Here are a few important notes.
- Replace "INSERT_NAME_OF_YOUR_PROTEIN" with the name of your protein. This must match the name that you put in the
protein
column inmetaData.tsv
. - "INSERT_INSERTION_INFO" should be replaced with something like this (If you have insertions) "i1 = insert G, i2 = insert GS, i3 = insert GSG".
- Add as many conditions as you have. The "INSERT_CONDITION_1" line should be replaced with the condition name in the raw data file. (The names across the top row)
- Try to keep all the descriptions brief.
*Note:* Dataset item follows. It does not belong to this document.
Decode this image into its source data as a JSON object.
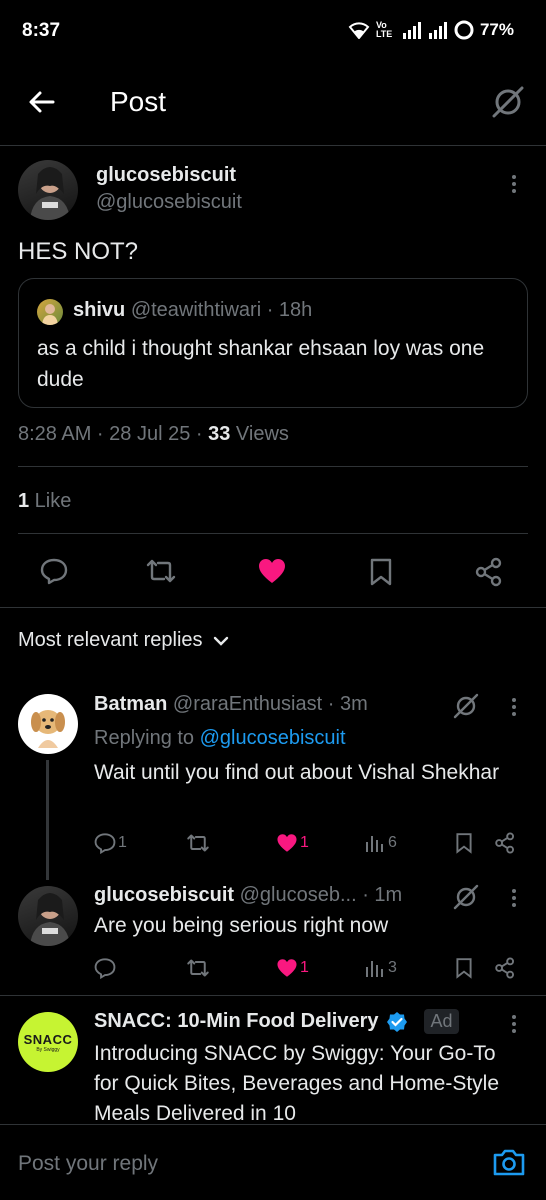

"INSERT_NAME_OF_YOUR_PROTEIN": {
"experiment_description": "INSERT_EXPERIMENT_DESCRIPTION",
"protein_type": "INSERT_PROTEIN_TYPE",
"publication_name": "INSERT_NAME_OF_PUBLICATION",
"publication_link": "INSERT_URL",
"insertion_info": "INSERT_INSERTION_INFO",
"conditions": {
"INSERT_CONDITION_1": {
"low": "INSERT_CONDITION_1_LOW_EFFECT_SIZE_DESCRIPTION",
"high": "INSERT_CONDITION_1_HIGH_EFFECT_SIZE_DESCRIPTION",
"assay_description": "INSERT_CONDITION_1_ASSAY_DESCRIPTION"
},
"INSERT_CONDITION_2": {
"low": "INSERT_CONDITION_2_LOW_EFFECT_SIZE_DESCRIPTION",
"high": "INSERT_CONDITION_2_LOW_EFFECT_SIZE_DESCRIPTION",
"assay_description": "INSERT_CONDITION_2_LOW_EFFECT_SIZE_DESCRIPTION"
}
}
}
If the protein that you are adding is a gpcr. Go to gpcr_db website, search for your gpcr, and download an SVG of the snakeplot. It's important to note, that the N and C terminal domains, as well as the intra and extra cellular domains are hidden by default. Before downloading the SVG you must click on the squares to expand them.
After expanding all the squares click the download button and select the "SVG" option. Save the SVG in the /dms/data/snake/
directory. Change the name of the file to be the name of your protein that you put in metaData.tsv
. For example, GPR68.svg
.
wrangle.R will read all of the raw data, and format it to be compatible with the visualizer. The output of the script is dms_data_wrangled.csv
. The script will overwrite the dms_data_wrangled.csv
file that is currently in the /dms/data/directory
. So if you do not want lose the original, give it a new name or save it somewhere else.
To run wrangle.R simply open a terminal in the /dms/data
and run Rscript wrangle.R
.
Before you actually push anything to GitHub, I recommend that you test the visualizer locally to make sure everything looks they way it should. To do this, install Visual Studio Code. Click on the extension window and install the "Live Server" extension.
After it is installed. Open the directory in Visual Studio Code where you cloned the repository. Then click "Go Live" button. (Should be on the bottom right hand side of the screen.)
That should open a tab in your internet browser. Click on dms_vis.html to open the visualization. (It may be in the JGEnglishLab.gihub.io/
folder.) This will pull up a local version of the visualization. Verify that everything looks right. If it does then you are ready to push your data.
To go live, open a terminal where you cloned the repository. If you type git status
you should see a list of files that have been changed.
You will need to git add
the files that you want to commit. Specifically you should git add
the following files.
metaData.tsv
dms_data_wrangled.csv
- The file you added to the
dms/data/gnomad
directory - The file you added to the
dms/data/raw_data
dirctory - The file you added to the
dms/data/snake
directory (If a gpcr) description.json
After you've used git add
to add those files. Do git status
one more time to make sure that you added everything that you want.
Then commit the changes by typing git commit -m "..."
(Replace the ... with a message describing the changes you are about to make.) Then type git push
. Once the push has finished your new data should be live!